Automated microscopy and image analysis identified 232 factors required for reporter expression in cells subjected to copper stress. Unexpectedly, nearly all Integrator subunits scored as potent negative regulators of both the reporter gene and the endogenous MtnA gene. This function required the RNA endonuclease activity of Integrator complex subunit 11 (IntS11).

Among positive transcription regulators identified in the screen were several subunits of the nuclear RNA exosome, such as Mtr4, which catalyses 3ʹ–5ʹ degradation of nuclear transcripts. Intriguingly, Mtr4 depletion not only reduced the levels of full-length MtnA mRNA, but also increased the production of shorter MtnA RNAs. These short RNAs were capped, shared the same transcription start site with full-length MtnA and were lost upon co-depletion of Mtr4 and Integrator.

Given that Integrator and the nuclear exosome interact directly, the authors suggest that Integrator cleaves nascent MtnA mRNAs, which are in turn degraded by the exosome, thereby inducing premature transcription termination. This role is mechanistically related to the cleavage of nascent snRNAs, suggesting that Integrator function at snRNAs has been repurposed to regulate protein-coding genes.

Next, the authors identified 409 genes upregulated in IntS9-depleted and copper-treated cells. Many of the genes are involved in cellular responses to stimuli, indicating that Integrator has a wide role in triggering mRNA transcription termination. Integrator was recruited to the 5ʹ-end of all tested loci and generated short RNAs, which were cleared by the exosome. The discrete size of Integrator-dependent short RNAs does not seem to depend on mRNA sequence, but possibly on nucleosome positioning or Pol II pausing or stalling.

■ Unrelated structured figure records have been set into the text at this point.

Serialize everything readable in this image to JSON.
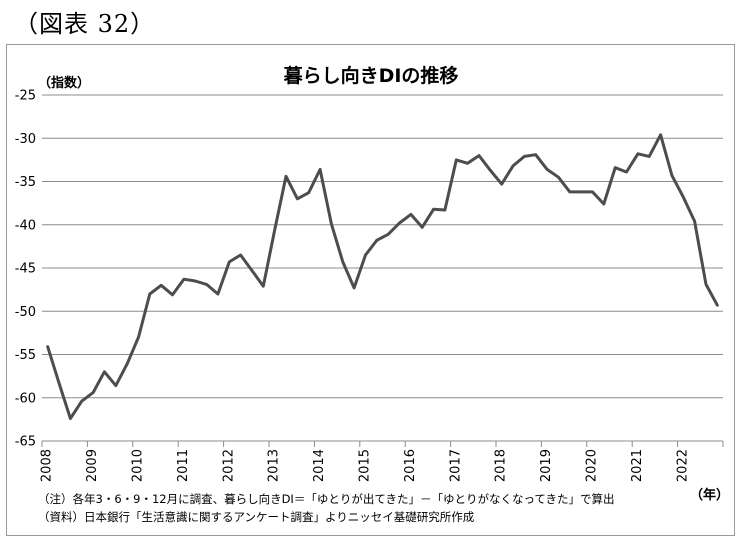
{
  "figure_label": "（図表 32）",
  "chart_data": {
    "type": "line",
    "title": "暮らし向きDIの推移",
    "ylabel": "（指数）",
    "xlabel": "（年）",
    "ylim": [
      -65,
      -25
    ],
    "yticks": [
      -25,
      -30,
      -35,
      -40,
      -45,
      -50,
      -55,
      -60,
      -65
    ],
    "year_labels": [
      "2008",
      "2009",
      "2010",
      "2011",
      "2012",
      "2013",
      "2014",
      "2015",
      "2016",
      "2017",
      "2018",
      "2019",
      "2020",
      "2021",
      "2022"
    ],
    "grid": true,
    "legend": "none",
    "line_color": "#4d4d4d",
    "series": [
      {
        "x": [
          "2008-03",
          "2008-06",
          "2008-09",
          "2008-12",
          "2009-03",
          "2009-06",
          "2009-09",
          "2009-12",
          "2010-03",
          "2010-06",
          "2010-09",
          "2010-12",
          "2011-03",
          "2011-06",
          "2011-09",
          "2011-12",
          "2012-03",
          "2012-06",
          "2012-09",
          "2012-12",
          "2013-03",
          "2013-06",
          "2013-09",
          "2013-12",
          "2014-03",
          "2014-06",
          "2014-09",
          "2014-12",
          "2015-03",
          "2015-06",
          "2015-09",
          "2015-12",
          "2016-03",
          "2016-06",
          "2016-09",
          "2016-12",
          "2017-03",
          "2017-06",
          "2017-09",
          "2017-12",
          "2018-03",
          "2018-06",
          "2018-09",
          "2018-12",
          "2019-03",
          "2019-06",
          "2019-09",
          "2019-12",
          "2020-03",
          "2020-06",
          "2020-09",
          "2020-12",
          "2021-03",
          "2021-06",
          "2021-09",
          "2021-12",
          "2022-03",
          "2022-06",
          "2022-09",
          "2022-12"
        ],
        "values": [
          -54.1,
          -58.3,
          -62.4,
          -60.4,
          -59.4,
          -57.0,
          -58.6,
          -56.1,
          -53.0,
          -48.0,
          -47.0,
          -48.1,
          -46.3,
          -46.5,
          -46.9,
          -48.0,
          -44.3,
          -43.5,
          -45.3,
          -47.1,
          -40.6,
          -34.4,
          -37.0,
          -36.3,
          -33.6,
          -39.9,
          -44.3,
          -47.3,
          -43.5,
          -41.8,
          -41.1,
          -39.8,
          -38.8,
          -40.3,
          -38.2,
          -38.3,
          -32.5,
          -32.9,
          -32.0,
          -33.7,
          -35.3,
          -33.2,
          -32.1,
          -31.9,
          -33.6,
          -34.5,
          -36.2,
          -36.2,
          -36.2,
          -37.6,
          -33.4,
          -33.9,
          -31.8,
          -32.1,
          -29.6,
          -34.3,
          -36.8,
          -39.6,
          -46.9,
          -49.3
        ]
      }
    ]
  },
  "notes": {
    "line1": "（注）各年3・6・9・12月に調査、暮らし向きDI＝「ゆとりが出てきた」－「ゆとりがなくなってきた」で算出",
    "line2": "（資料）日本銀行「生活意識に関するアンケート調査」よりニッセイ基礎研究所作成"
  }
}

Integrator attenuates productive transcription elongation, thereby providing an additional layer of Pol II regulation

In summary, Integrator fine-tunes mRNA levels in response to cellular stress. By cleaving nascent transcripts and transferring them to the nuclear exosome, Integrator attenuates productive transcription elongation, thereby providing an additional layer of Pol II regulation.